La voix avait changé. Profonde, calme, féminine.

Elias retira vivement la tête de la grille, mais il savait qu’il était trop tard. Des pas dans le corridor derrière lui. Deux hommes, en tenue de sécurité, sans insignes. Ils s’arrêtèrent à trois mètres, sans brusquerie.

La femme sortit de la salle cachée, refermant la porte derrière elle. Elle marcha vers Elias sans précipitation, s’accroupit devant lui comme s’il était un enfant égaré. Ses yeux, d’un bleu glacier, examinaient les siens.

« Vous avez trouvé la clé », dit-elle. Pas une question. Un constat.

Elias tint le regard. « Ce n’est pas sur les plans. Rien de tout ça n’est sur les plans. »

Elle sourit lentement, sans chaleur. « Les plans sont ce qu’on veut bien en montrer. »

« Quarante-huit places », dit Elias. « Plus les filtres. Qu’est-ce que vous préparez ? Une armée ? Une deuxième couche ? »

Elle se releva, époussetant ses genoux. « Je ne vous dirai rien que vous ne puissiez découvrir vous-même. Mais je vais vous dire quelque chose que vous devriez comprendre. »

Elle se pencha à nouveau, sa voix réduite à un murmure. « Chaque place supplémentaire que vous découvrez, chaque centimètre de ce bunker que vous éclairez, envoie une onde dans un système qui n’aime pas la lumière. Il y a des gens, Elias, qui ont payé très cher pour que certaines portes restent fermées. Pas par secret. Par nécessité. »

« La nécessité de qui ? »

Elle recula, sortit un talkie de sa ceinture. « La sécurité ne sera pas requise. Il comprendra. »

Elle regarda Elias une dernière fois. « J-9, c’est dans moins de vingt-trois heures. Utilisez votre temps plus sagement que vous ne venez de le faire. La clé rouge n’ouvre pas une porte. Elle ouvre une question. Les questions ne vous survivront pas. »

Elle fit signe aux deux hommes, qui reculèrent dans l’obscurité.

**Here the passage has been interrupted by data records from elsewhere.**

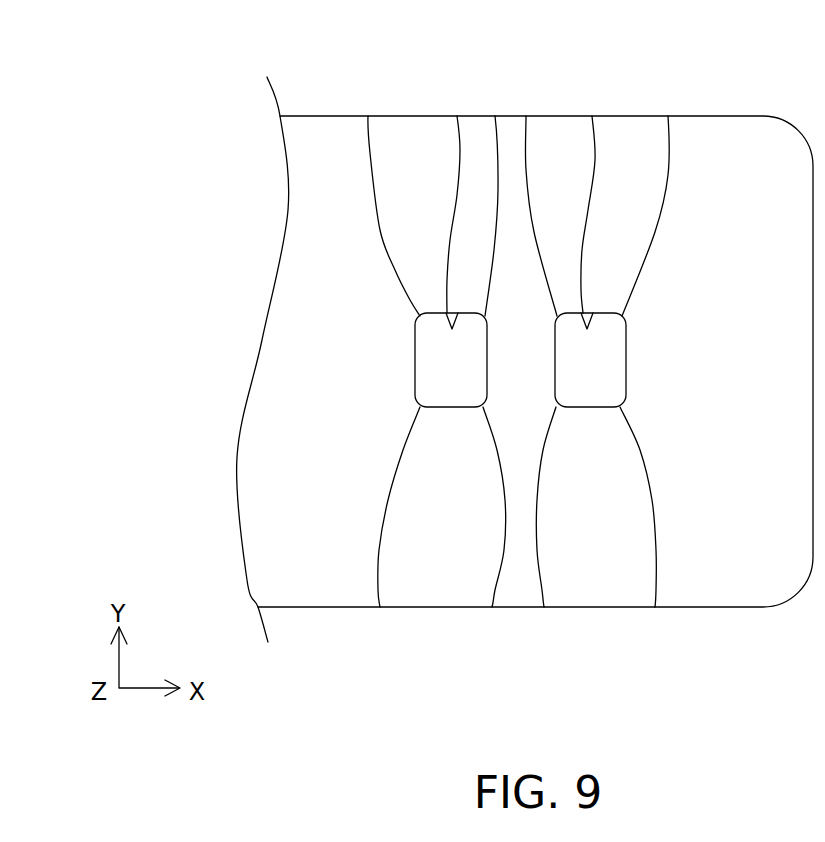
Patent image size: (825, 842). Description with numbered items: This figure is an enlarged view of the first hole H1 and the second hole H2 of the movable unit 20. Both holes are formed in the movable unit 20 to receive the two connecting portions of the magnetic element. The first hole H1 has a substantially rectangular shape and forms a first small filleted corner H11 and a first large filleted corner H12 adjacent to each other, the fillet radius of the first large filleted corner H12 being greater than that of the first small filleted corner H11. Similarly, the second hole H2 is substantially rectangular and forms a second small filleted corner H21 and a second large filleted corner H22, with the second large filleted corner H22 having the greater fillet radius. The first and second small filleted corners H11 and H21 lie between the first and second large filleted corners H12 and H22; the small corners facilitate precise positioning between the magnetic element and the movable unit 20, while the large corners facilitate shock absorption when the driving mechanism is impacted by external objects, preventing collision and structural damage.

The movable unit 20 is at (746, 116).
The first hole H1 is at (457, 116).
The second hole H2 is at (592, 116).
The first small filleted corner H11 is at (495, 116).
The first large filleted corner H12 is at (368, 116).
The second small filleted corner H21 is at (526, 116).
The second large filleted corner H22 is at (668, 116).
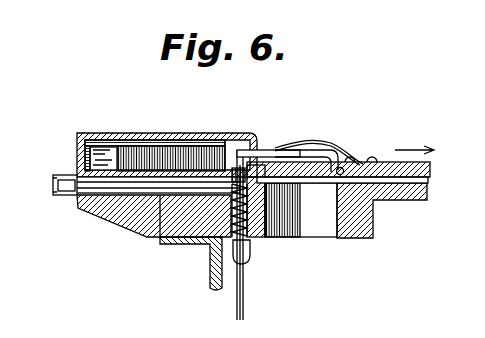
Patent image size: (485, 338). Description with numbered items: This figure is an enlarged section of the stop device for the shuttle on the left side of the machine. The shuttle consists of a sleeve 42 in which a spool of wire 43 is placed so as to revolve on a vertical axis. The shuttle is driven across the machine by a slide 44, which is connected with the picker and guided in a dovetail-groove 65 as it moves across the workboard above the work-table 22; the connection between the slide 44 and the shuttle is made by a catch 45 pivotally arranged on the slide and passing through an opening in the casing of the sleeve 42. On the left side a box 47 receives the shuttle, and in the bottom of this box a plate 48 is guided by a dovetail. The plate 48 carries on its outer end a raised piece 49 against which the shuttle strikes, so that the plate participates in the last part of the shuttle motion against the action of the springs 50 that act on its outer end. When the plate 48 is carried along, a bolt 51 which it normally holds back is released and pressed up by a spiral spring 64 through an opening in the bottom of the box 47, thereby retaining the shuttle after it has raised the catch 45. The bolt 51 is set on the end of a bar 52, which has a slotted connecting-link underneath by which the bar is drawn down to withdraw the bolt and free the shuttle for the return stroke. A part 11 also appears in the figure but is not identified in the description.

The box 47 is at (112, 133).
The spool of wire 43 is at (172, 138).
The sleeve 42 is at (257, 150).
The bolt 51 is at (278, 150).
The catch 45 is at (296, 152).
The slide 44 is at (372, 162).
The dovetail-groove 65 is at (426, 180).
The work-table 22 is at (406, 196).
The frame 11 is at (366, 212).
The plate 48 is at (67, 176).
The springs 50 is at (58, 184).
The raised piece 49 is at (77, 191).
The spiral spring 64 is at (248, 207).
The bar 52 is at (248, 302).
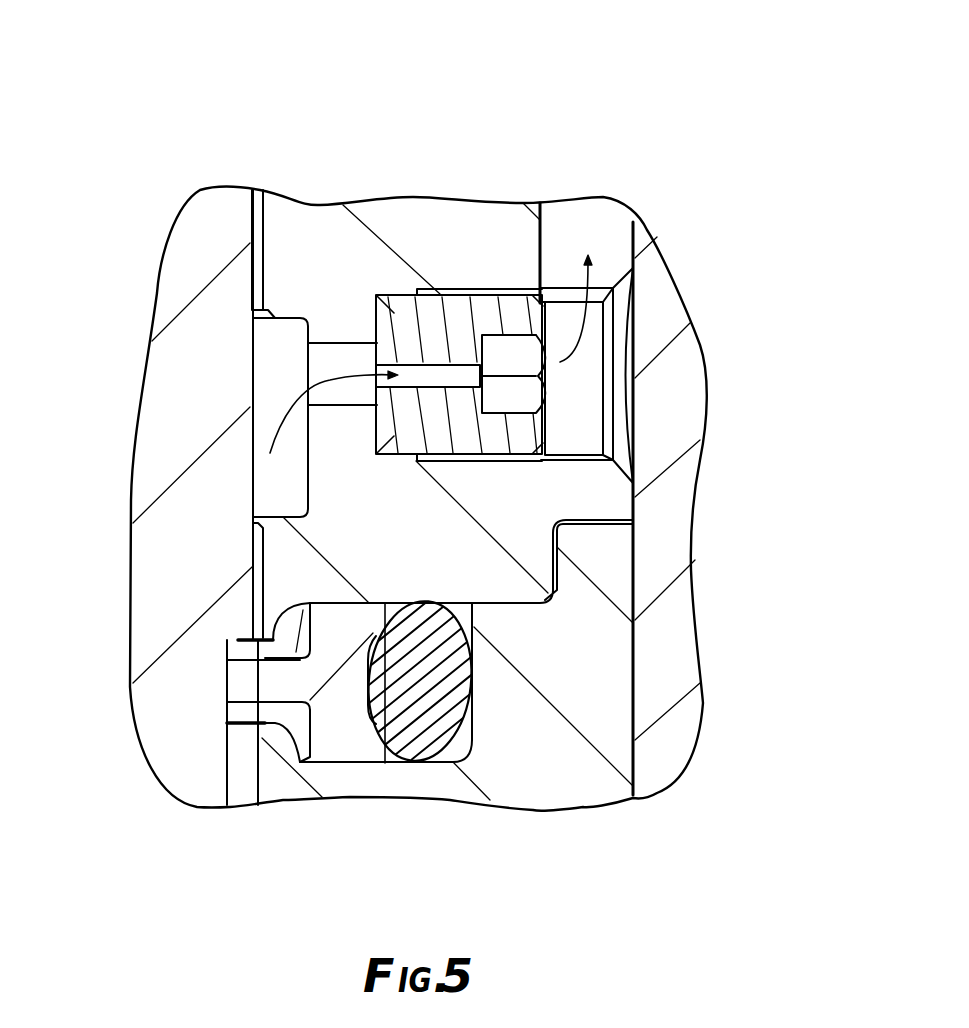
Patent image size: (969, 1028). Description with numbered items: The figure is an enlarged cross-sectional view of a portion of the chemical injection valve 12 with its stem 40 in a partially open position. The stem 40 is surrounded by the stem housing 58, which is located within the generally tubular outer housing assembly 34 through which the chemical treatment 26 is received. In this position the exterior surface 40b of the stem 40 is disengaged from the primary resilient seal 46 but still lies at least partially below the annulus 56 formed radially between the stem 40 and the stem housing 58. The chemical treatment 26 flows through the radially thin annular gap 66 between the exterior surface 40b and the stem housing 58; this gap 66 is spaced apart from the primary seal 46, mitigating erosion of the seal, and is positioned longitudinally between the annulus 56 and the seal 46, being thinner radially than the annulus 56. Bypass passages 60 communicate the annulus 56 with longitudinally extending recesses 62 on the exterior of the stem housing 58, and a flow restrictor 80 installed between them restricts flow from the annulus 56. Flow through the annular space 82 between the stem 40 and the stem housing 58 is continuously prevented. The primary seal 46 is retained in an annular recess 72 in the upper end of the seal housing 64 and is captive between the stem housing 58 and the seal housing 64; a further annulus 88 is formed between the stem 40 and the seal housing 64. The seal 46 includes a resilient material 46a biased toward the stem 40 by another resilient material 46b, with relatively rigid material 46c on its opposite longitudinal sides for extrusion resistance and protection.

The chemical injection valve 12 is at (718, 72).
The stem 40 is at (195, 193).
The annular space 82 is at (257, 195).
The stem housing 58 is at (397, 197).
The flow restrictor 80 is at (457, 292).
The longitudinally extending recess 62 is at (572, 205).
The outer housing assembly 34 is at (677, 277).
The annulus 56 is at (282, 343).
The bypass passage 60 is at (344, 350).
The chemical treatment 26 is at (290, 403).
The exterior surface of the stem 40b is at (266, 552).
The annular gap 66 is at (270, 580).
The rigid material 46c is at (280, 628).
The resilient material 46a is at (272, 683).
The primary resilient seal 46 is at (480, 690).
The annulus 88 is at (244, 790).
The annular recess 72 is at (322, 752).
The resilient material 46b is at (452, 768).
The seal housing 64 is at (566, 810).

Elias resta seul, la clé toujours serrée dans sa main. Il la regarda. La peinture rouge luisait dans la pénombre. Il la reposa dans sa poche.

Mais il remarqua quelque chose qu’il avait manqué dans la panique. Un détail infime. Sur le côté de la clé, presque invisible sous la couche de peinture, une série de micro-gravures. Une date. *14 mars 2036*.

Demain.

Le jour du J-10 était déjà demain. Et quelqu’un avait marqué cette date sur une clé d’urgence, longtemps à l’avance, comme un rendez-vous.

Elias se releva lentement, remit sa casquette en place, et marcha vers la sortie, la question de la femme résonnant dans sa tête. Il avait hâte de la vérifier : si la date était exacte, alors le compte à rebours n’avait pas commencé avec l’alerte, comme tout le monde le croyait. Il avait commencé le jour où quelqu’un avait peint cette clé.